Former U.S. Treasury Secretary Paul O’Neill called for improving patient care by eliminating careless medical mistakes and bureaucratic problems in health care Thursday at the University’s Carlson School of Management.

O’Neill, President George W. Bush’s treasury secretary from 2001-02, came to Minneapolis to discuss the Pittsburgh Regional Health Care Initiative – a collaboration of hospitals, physicians, insurers and other Pittsburgh health-care businesses.

Seven percent of patients develop new infections while being hospitalized, said Jim Buckman, co-director of the University’s Juran Center for Leadership in Quality, one of the groups that invited O’Neill.

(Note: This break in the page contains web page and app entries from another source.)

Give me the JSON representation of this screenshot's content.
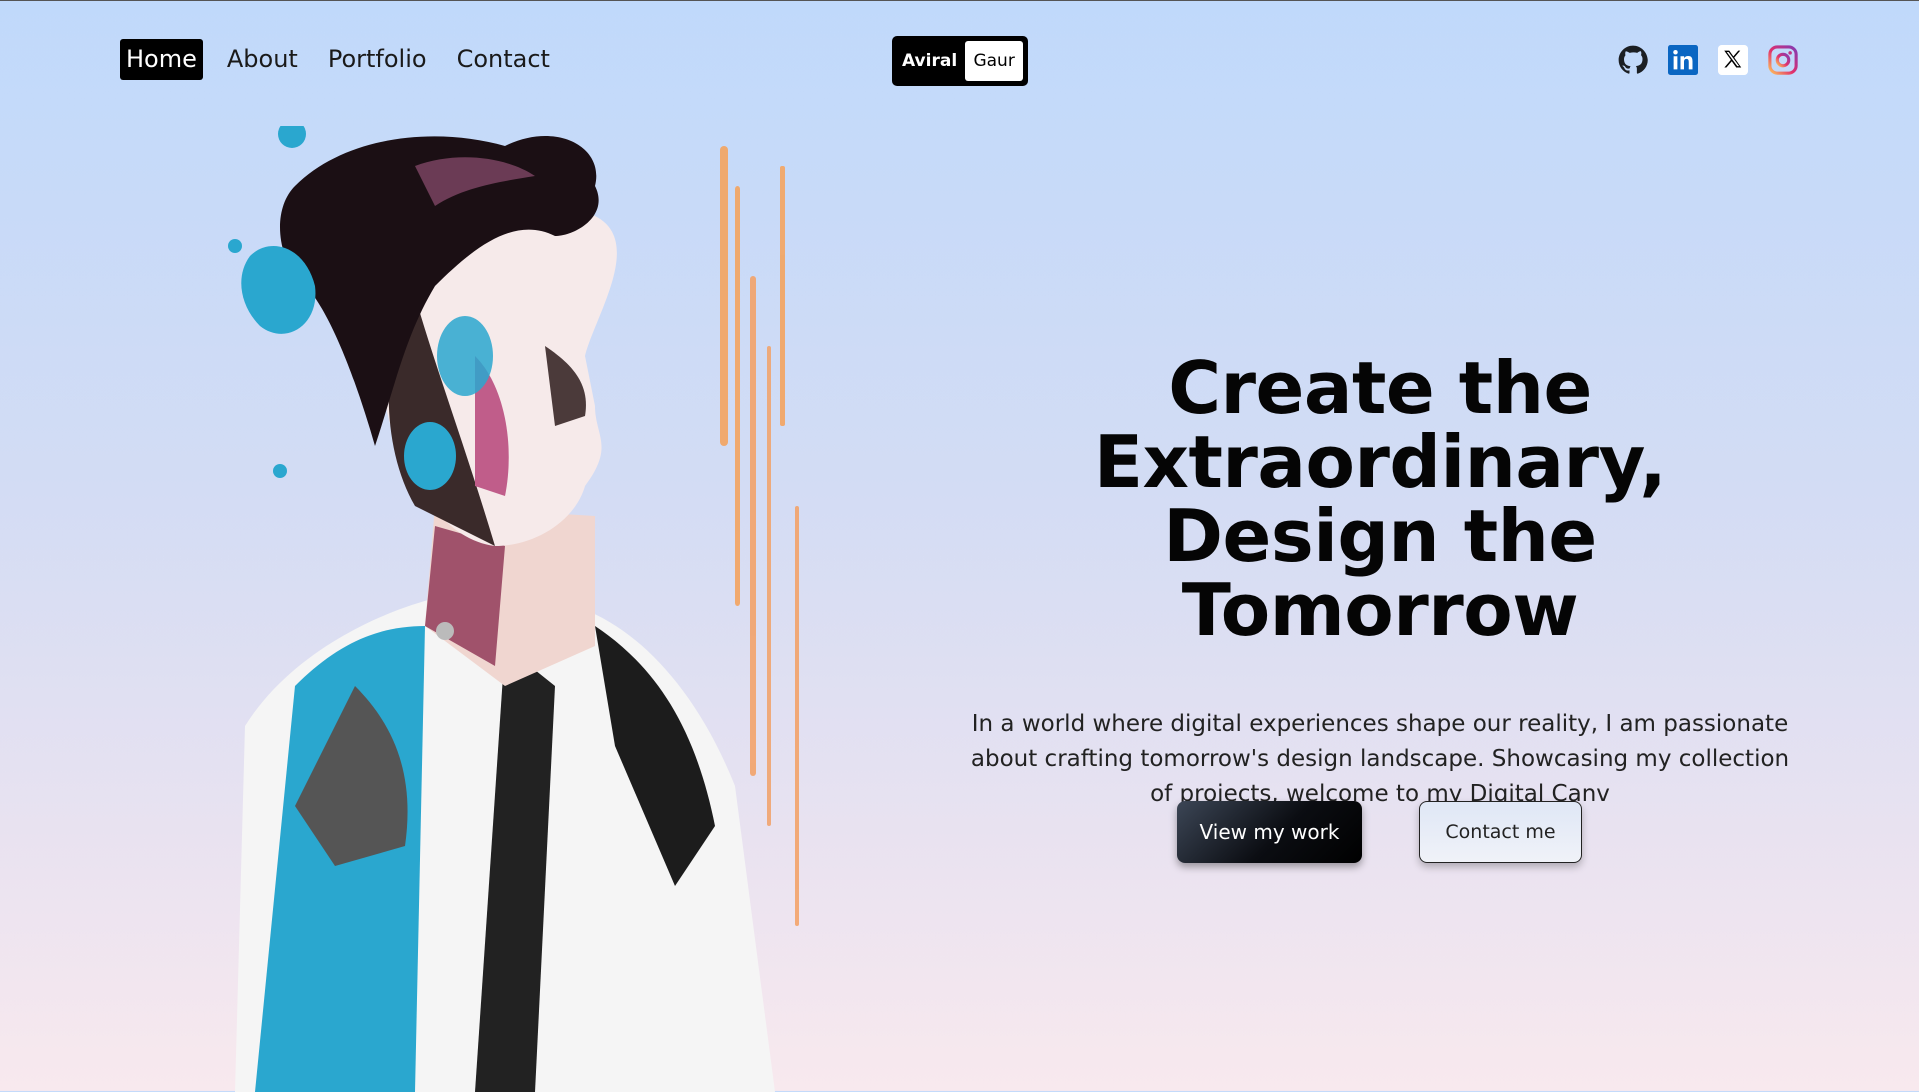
{
  "nav": {
    "items": [
      {
        "label": "Home",
        "active": true
      },
      {
        "label": "About"
      },
      {
        "label": "Portfolio"
      },
      {
        "label": "Contact"
      }
    ]
  },
  "logo": {
    "first": "Aviral",
    "last": "Gaur"
  },
  "social": [
    {
      "icon": "github-icon"
    },
    {
      "icon": "linkedin-icon",
      "color": "#0a66c2"
    },
    {
      "icon": "x-icon"
    },
    {
      "icon": "instagram-icon",
      "color": "#e1306c"
    }
  ],
  "hero": {
    "title_line1": "Create the",
    "title_line2": "Extraordinary,",
    "title_line3": "Design the Tomorrow",
    "description": "In a world where digital experiences shape our reality, I am passionate about crafting tomorrow's design landscape. Showcasing my collection of projects, welcome to my Digital Canv",
    "primary_button": "View my work",
    "secondary_button": "Contact me"
  },
  "colors": {
    "accent": "#000000",
    "background_top": "#c0d9fb",
    "background_bottom": "#f8e9ee"
  }
}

Buckman called the Pittsburgh initiative revolutionary, but said it comes from a decidedly unrevolutionary group.

“We are the establishment,” Buckman said of the health-care businessmen and CEOs sitting in the Carlson School’s 3M Auditorium. “We are not Mao Zedong’s obvious followers.”

Common respect and dignity are essential for medical staff dealing with patients on a day-to-day basis, O’Neill said. Their contribution must be recognized and appreciated.

However, he said those who commit mistakes, and the systems that allow them, must be held accountable. This goal of perfection can also help cut costs, he said.

“People say we cannot afford to be perfect,” O’Neill said. “But when everything works right, costs go down dramatically.”

Mistakes, such as patients getting new infections while in the hospital, mean that someone in charge of safety has missed something, he said. To treat people and avoid potential liability, health-care providers must steer clear of these “avoidable costs,” he said.

Further accountability and databases for tracking these safety infractions are some of the necessary steps needed to move health care forward, O’Neill said.

He also said he is interested in pursuing these goals with those who have the same genuine concern for quality patient care.

“I prefer to work on the sunny side of the street,” O’Neill said.